When a standardized test is given for the first time, the psychometricians who administer the test conduct a rather involved process to decide how to convert students’ raw test scores into achievement level designations like the 1 through 5 scales used for both Florida’s standardized testing program and Advanced Placement exams. The process generally involves two panels of experts in the subject covered by the test (called “content experts”) – one to set “achievement level descriptions” (ALD’s) that describe the levels of understanding of students at each of the achievement levels, and a second panel to apply those ALD’s to deciding how well students at each of the achievement levels perform on each question on the test.

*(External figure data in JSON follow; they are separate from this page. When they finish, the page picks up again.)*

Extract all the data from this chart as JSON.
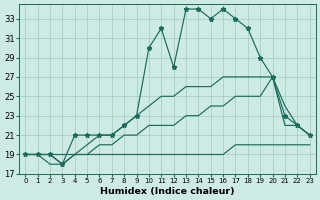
{
  "xlabel": "Humidex (Indice chaleur)",
  "x": [
    0,
    1,
    2,
    3,
    4,
    5,
    6,
    7,
    8,
    9,
    10,
    11,
    12,
    13,
    14,
    15,
    16,
    17,
    18,
    19,
    20,
    21,
    22,
    23
  ],
  "line_main": [
    19,
    19,
    19,
    18,
    21,
    21,
    21,
    21,
    22,
    23,
    30,
    32,
    28,
    34,
    34,
    33,
    34,
    33,
    32,
    29,
    27,
    23,
    22,
    21
  ],
  "line_tri_upper": [
    19,
    19,
    19,
    18,
    19,
    20,
    21,
    21,
    22,
    23,
    24,
    25,
    25,
    26,
    26,
    26,
    27,
    27,
    27,
    27,
    27,
    24,
    22,
    21
  ],
  "line_tri_lower": [
    19,
    19,
    18,
    18,
    19,
    19,
    20,
    20,
    21,
    21,
    22,
    22,
    22,
    23,
    23,
    24,
    24,
    25,
    25,
    25,
    27,
    22,
    22,
    21
  ],
  "line_flat": [
    19,
    19,
    19,
    19,
    19,
    19,
    19,
    19,
    19,
    19,
    19,
    19,
    19,
    19,
    19,
    19,
    19,
    20,
    20,
    20,
    20,
    20,
    20,
    20
  ],
  "ylim": [
    17,
    34.5
  ],
  "xlim": [
    -0.5,
    23.5
  ],
  "yticks": [
    17,
    19,
    21,
    23,
    25,
    27,
    29,
    31,
    33
  ],
  "xticks": [
    0,
    1,
    2,
    3,
    4,
    5,
    6,
    7,
    8,
    9,
    10,
    11,
    12,
    13,
    14,
    15,
    16,
    17,
    18,
    19,
    20,
    21,
    22,
    23
  ],
  "bg_color": "#ceeae5",
  "grid_color": "#a8cec8",
  "line_color": "#1a6b5a",
  "marker": "*",
  "markersize": 3.5,
  "linewidth_main": 0.85,
  "linewidth_smooth": 0.85
}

The ALD’s are the most critically important decision in the whole process, since they set the rigor level. The second panel – generally called the “standard-setting panel” – is entirely constrained by the ALD’s in making its decisions on “cut scores”, the raw scores that correspond to the boundaries between achievement levels. This past summer, I was a member of the standard-setting panel for the new Advanced Placement Physics 2 exam. The new AP Physics courses are intended to drive profound improvements in the way physics is taught in high schools, and the ALD’s are ambitious. The initial stage of the process of setting cut scores is based entirely on the questions on the test and the ALD’s, without any reference to how well students actually performed on the questions. Our panel had a remarkable level of agreement about what the cut scores should be in this first stage. Then we were fed the “impact data” – the distribution of students among the five achievement levels that would result from the cut scores we had reached during this first stage. We were horrified with the results, and ultimately the powers-that-be at the AP program softened the cut scores we came up with. The teachers and students who were involved with the new AP Physics exams in May might be surprised to learn that our initial recommendation for AP Physics 2 was even more brutal than the final distribution of achievement level results.

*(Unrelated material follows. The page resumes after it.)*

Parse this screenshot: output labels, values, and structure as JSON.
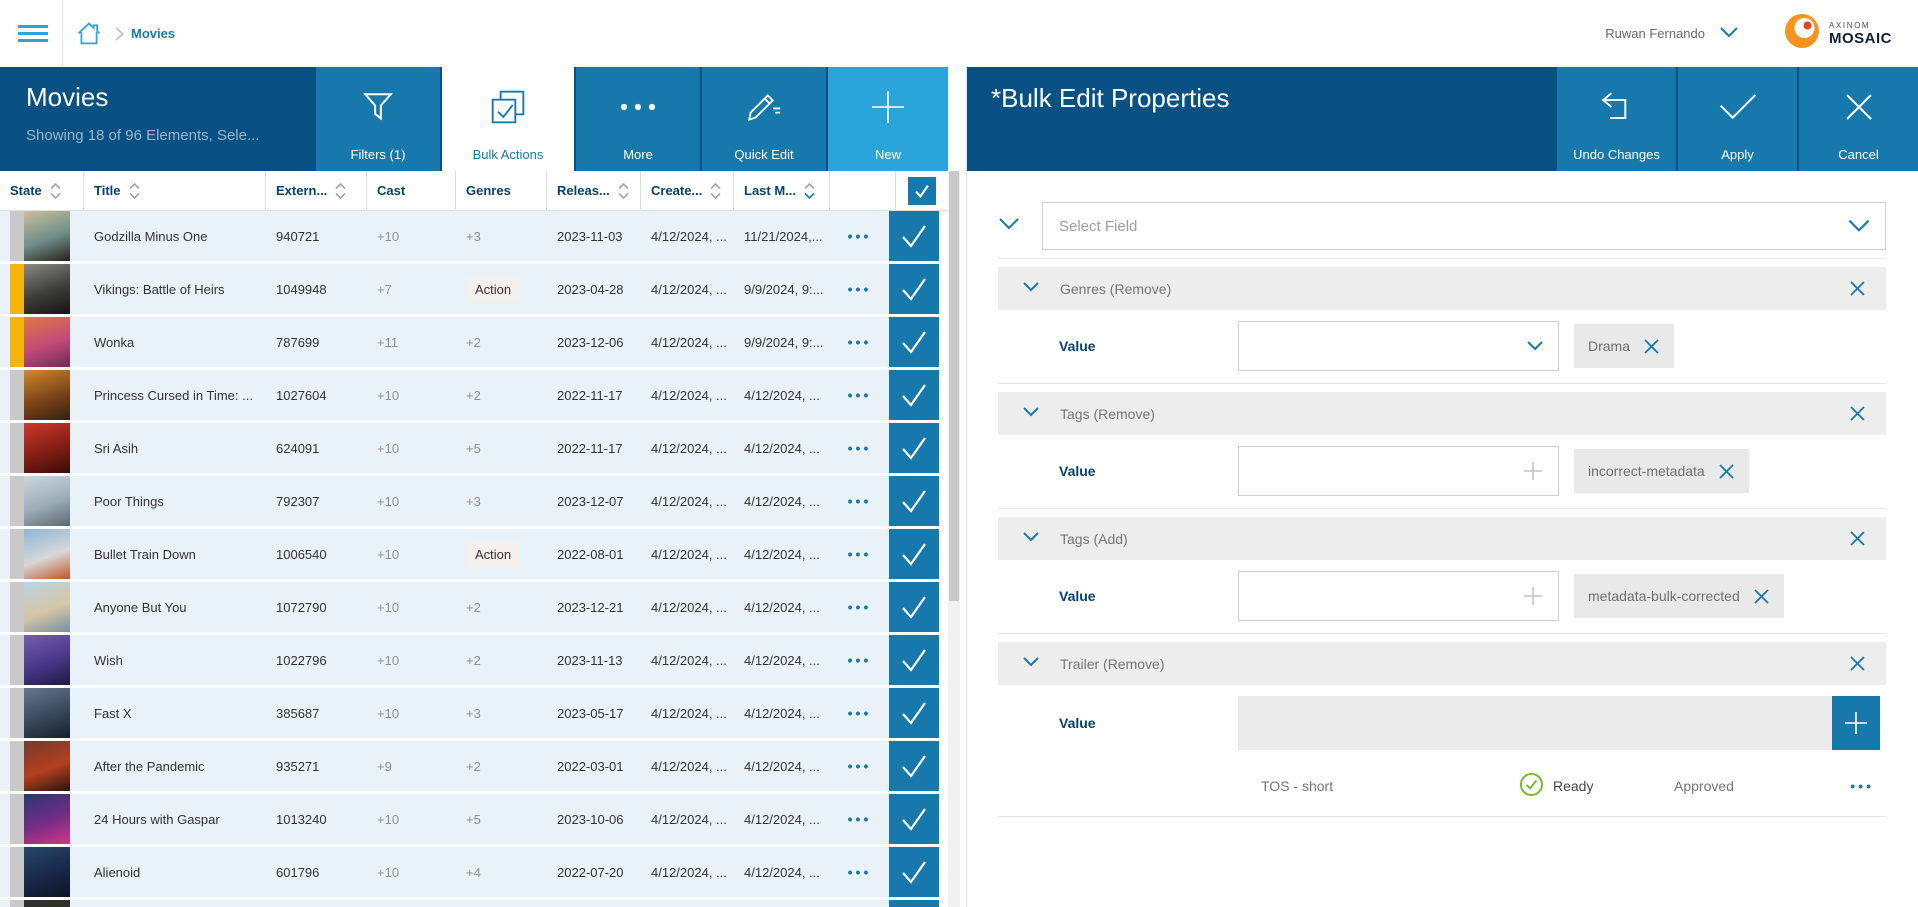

Which brings us to the situation with Florida’s new standardized tests. This weekend, Florida Board of Education Vice Chair John Padget argued in a Southwest Florida News-Press op-ed that the cut scores proposed by two panels for the FSA tests on English Language Arts and math are too soft, and that Commissioner Stewart – who will make the final decisions on cut scores in October – should adopt higher cut scores (and thus drive down passing rates) to drive Florida’s students to higher levels of achievement. As School Zone reported, Jeb Bush’s education foundation made the same argument last week.
But it is easy to predict what will happen next. Commissioner Stewart will say that the cut scores are a result of a research-based process that has been used for decades in Florida and elsewhere, and that she has no choice but to adopt cut scores that are close to those recommended by the panels.
Florida’s process for setting cut scores involves three panels. The first is a panel of Florida teachers that sets the all-important ALD’s. They met at the end of April. The second panel is also composed of teachers (and is called the “educator panel”), and according to the FLDOE they went through a standard-setting process at the beginning of this month that was quite similar to the process I worked on for AP Physics earlier this summer. They came up with a set of cut scores based on the ALD’s, as my AP Physics panel did. Finally, a group of “community leaders”, called a reactor panel (I was a member of the reactor panel for three Florida exams in 2012), reviews the work of the educator panel and makes its own set of recommendations based mostly on how they think the test results will play politically. (In 2012, we tweaked the Geometry cut scores because of a statistical problem that neither the educator panel nor the psychometricians had caught – but I’m sure that sort of thing doesn’t happen often)
The passing rates proposed by the educator and reactor panels for the math exams (I’ll ignore ELA here) are shown below. Given Florida’s lack of success on national and international math tests like NAEP and PISA in the past, the proposed passing rates are shockingly high.
Hence the expressions of concern from John Padget and Jeb Bush’s foundation. Clearly something has gone wrong in the standard-setting process (except for Algebra 2 – that is probably a realistic assessment of where Florida’s students stand nationally and internationally).
But if something went wrong in the standard-setting process, what was it? The reactor panel basically gave the same answers as the educator panel. And the educator panel was entirely constrained by the ALD’s, which were written by the ALD panel.
But the ALD panel was composed of Florida teachers. And that is the problem. Because those teachers – and their friends and colleagues and students – are going to be graded based on those ALD’s. The ALD panelists knew it, and there was no way that the panelists’ judgments were not influenced by that knowledge. It’s a classic – if rather invisible – conflict of interest.
So how can this be fixed? The answer is pretty simple, actually. Scrap this year’s standard-setting process. Start over next year with an ALD panel that is composed of math (and ELA) education experts from around the nation – and not Florida. That panel will write ALD’s that are much more likely to be appropriately ambitious. Then rerun the remainder of the standard-setting process with the educator and reactor cut score panels.
John Padget and Jeb Bush’s foundation are right to be concerned that settling for mediocrity is bad for the future of Florida’s students. The state needs to get the standards-setting process right, and it hasn’t yet done so. We can only hope that policy-makers will have the guts to stand firm and make it right.